Scientific classification
- Kingdom: Animalia
- Phylum: Chordata
- Class: Actinopterygii
- Order: Blenniiformes
- Family: Pomacentridae
- Genus: Azurina
- Species: C. enchrysura
- Binomial name: Chromis enchrysura (D. S. Jordan & C. H. Gilbert, 1882)

= Chromis enchrysura =

- Authority: (D. S. Jordan & C. H. Gilbert, 1882)
- Conservation status: LC

Species of fish

The yellowtail reef fish (Chromis enchrysura) is a species of damselfish in the family Pomacentridae.

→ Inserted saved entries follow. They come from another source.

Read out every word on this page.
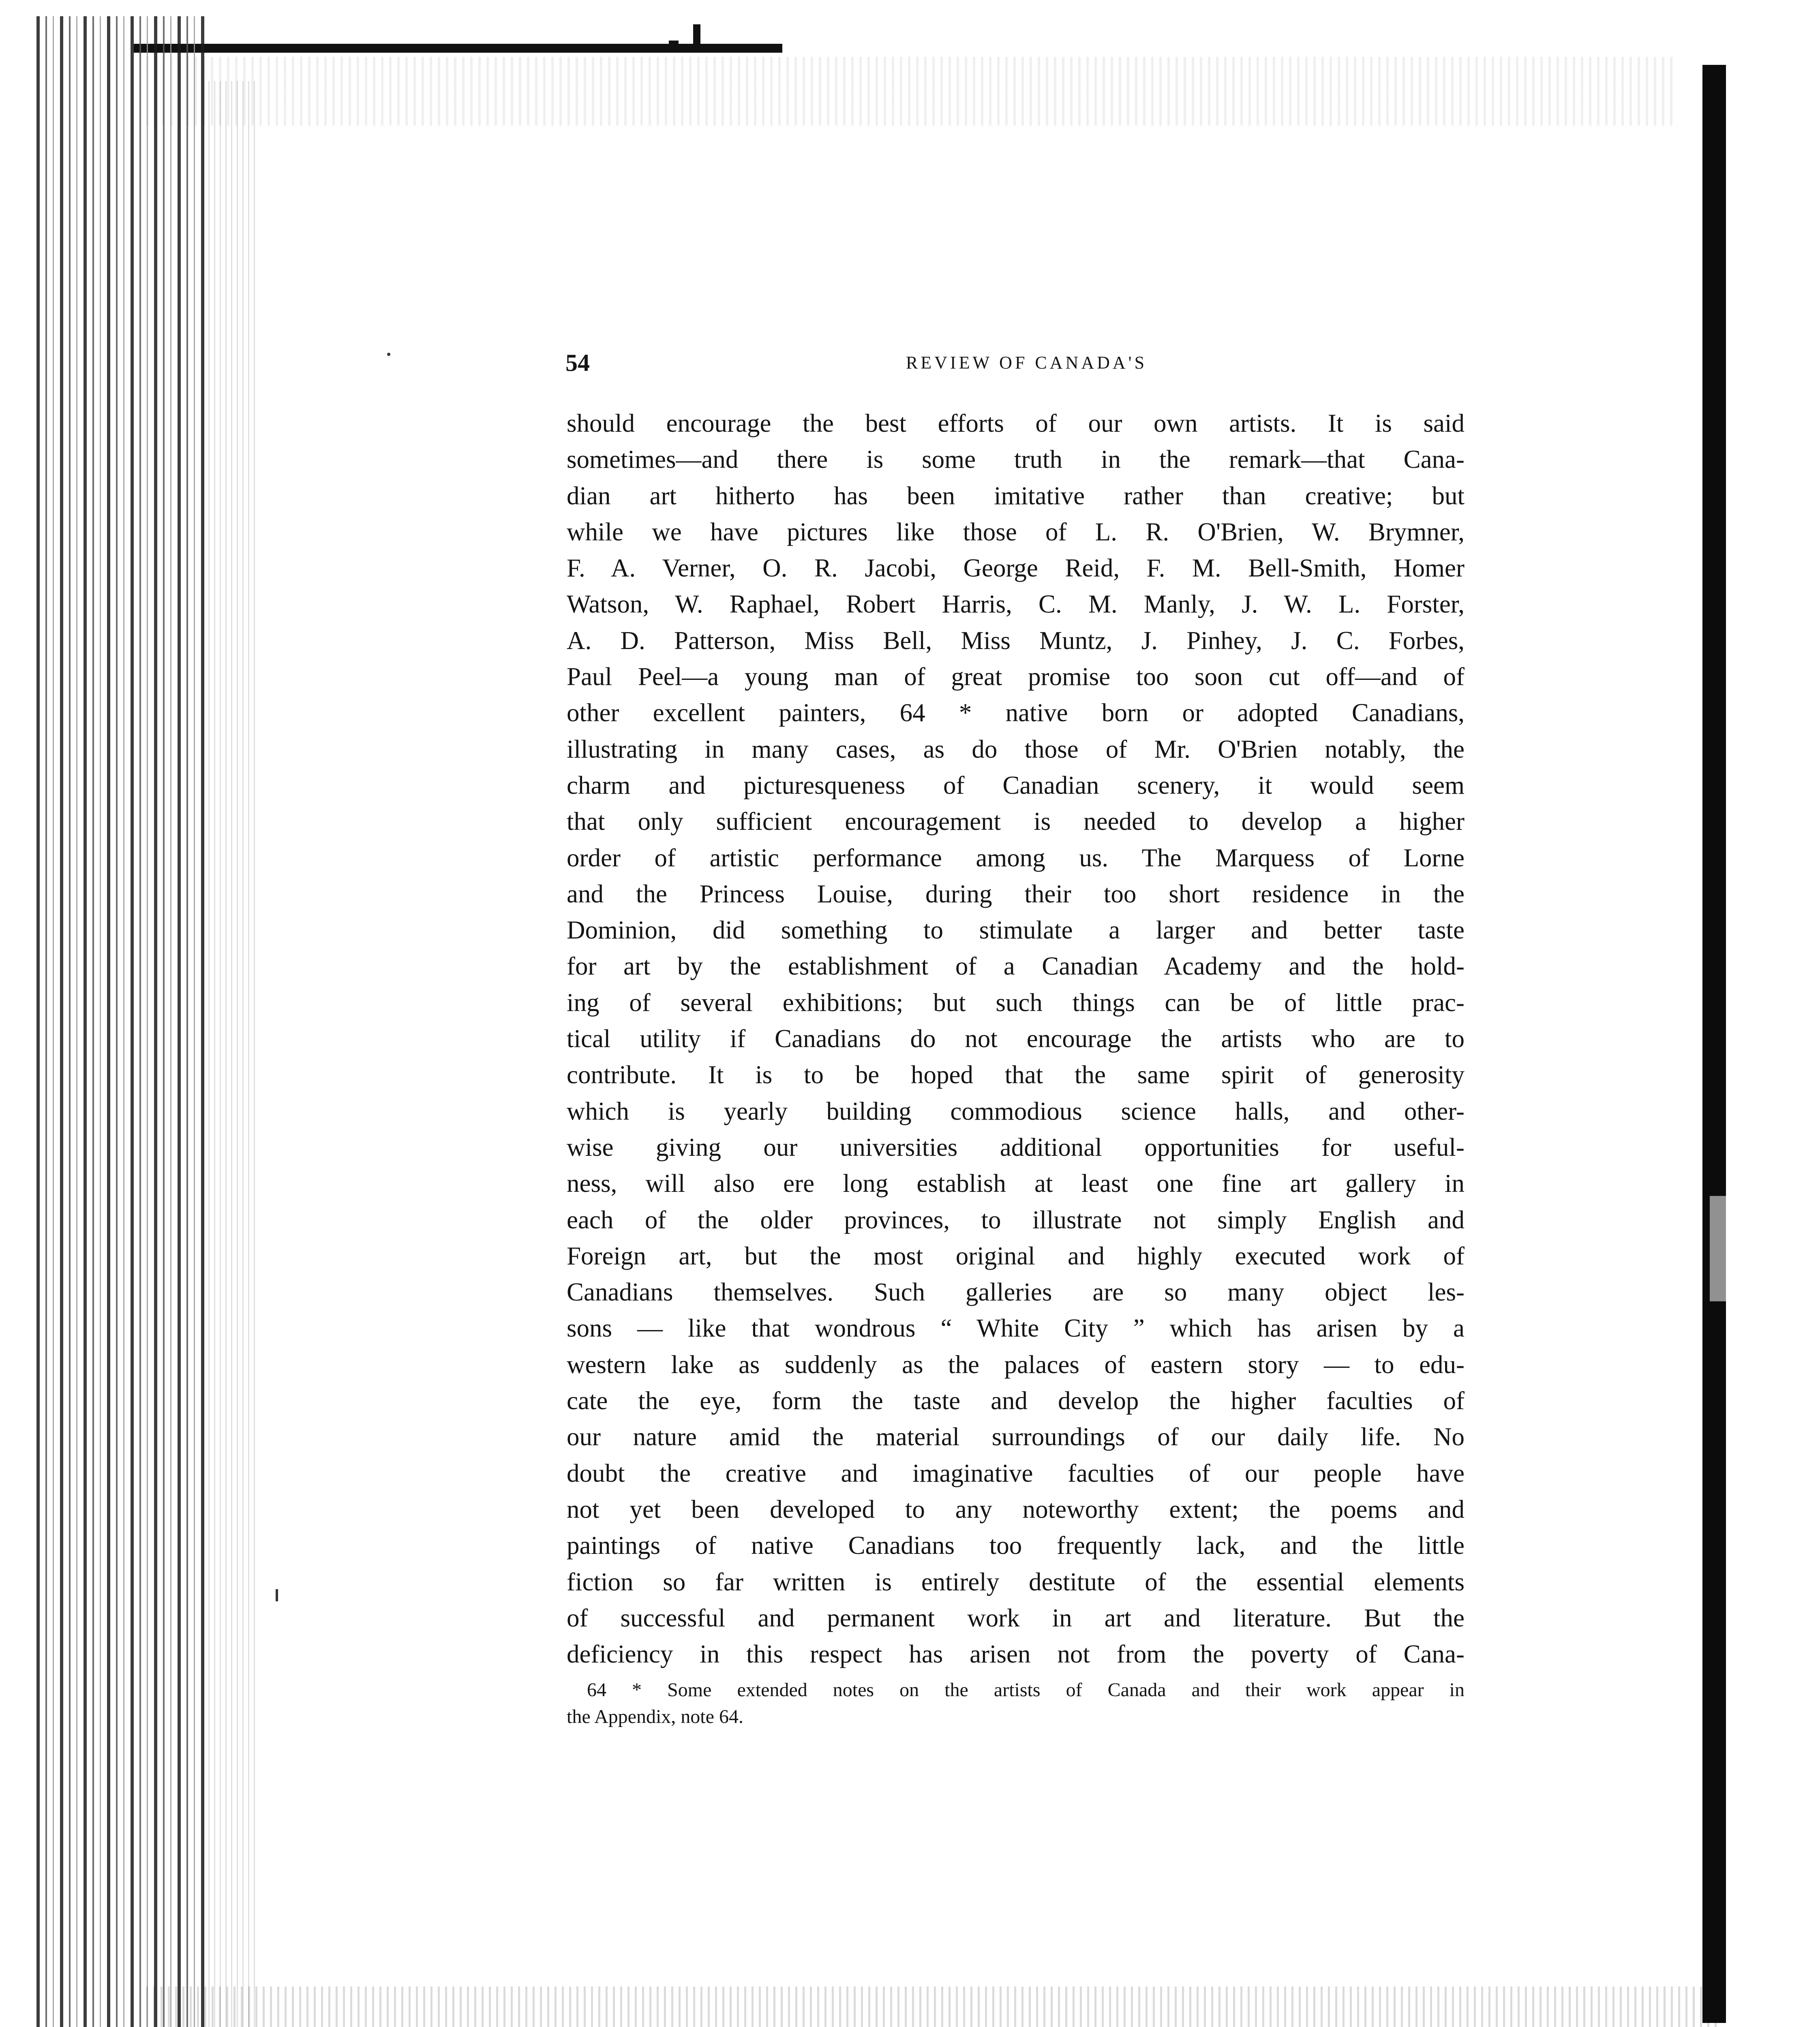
54	REVIEW OF CANADA'S
should encourage the best efforts of our own artists. It is said
sometimes—and there is some truth in the remark—that Cana-
dian art hitherto has been imitative rather than creative; but
while we have pictures like those of L. R. O'Brien, W. Brymner,
F. A. Verner, O. R. Jacobi, George Reid, F. M. Bell-Smith, Homer
Watson, W. Raphael, Robert Harris, C. M. Manly, J. W. L. Forster,
A. D. Patterson, Miss Bell, Miss Muntz, J. Pinhey, J. C. Forbes,
Paul Peel—a young man of great promise too soon cut off—and of
other excellent painters, 64 * native born or adopted Canadians,
illustrating in many cases, as do those of Mr. O'Brien notably, the
charm and picturesqueness of Canadian scenery, it would seem
that only sufficient encouragement is needed to develop a higher
order of artistic performance among us. The Marquess of Lorne
and the Princess Louise, during their too short residence in the
Dominion, did something to stimulate a larger and better taste
for art by the establishment of a Canadian Academy and the hold-
ing of several exhibitions; but such things can be of little prac-
tical utility if Canadians do not encourage the artists who are to
contribute. It is to be hoped that the same spirit of generosity
which is yearly building commodious science halls, and other-
wise giving our universities additional opportunities for useful-
ness, will also ere long establish at least one fine art gallery in
each of the older provinces, to illustrate not simply English and
Foreign art, but the most original and highly executed work of
Canadians themselves. Such galleries are so many object les-
sons — like that wondrous “ White City ” which has arisen by a
western lake as suddenly as the palaces of eastern story — to edu-
cate the eye, form the taste and develop the higher faculties of
our nature amid the material surroundings of our daily life. No
doubt the creative and imaginative faculties of our people have
not yet been developed to any noteworthy extent; the poems and
paintings of native Canadians too frequently lack, and the little
fiction so far written is entirely destitute of the essential elements
of successful and permanent work in art and literature. But the
deficiency in this respect has arisen not from the poverty of Cana-
64 * Some extended notes on the artists of Canada and their work appear in
the Appendix, note 64.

It is native to the Atlantic Ocean.

Occasionally, they are found in the aquarium trade.

==Distribution and habitat==
This species of fish is native to the Atlantic Ocean.

It is also found partially around the Indian Ocean.

Western Atlantic Ocean populations are found around the Gulf of Mexico, the Bahamas, the Caribbean Sea, and Brazil.

In the eastern Atlantic Ocean, they are found in western Africa, from the Canary Islands down to Angola.

The population in the Indian Ocean is found around South Africa.

==Description==
Adults can grow up to a maximum size of 10 cm.

They have 13 dorsal spines, 11 to 13 dorsal soft rays, 2 anal spines, and 11 to 13 anal soft rays.

==Colouring==
This fish is mainly brown.

Its pectoral, caudal, and the backs of its dorsal and anal fins are yellow. The area around the top of its eyes are purple. The rest of the fish is white.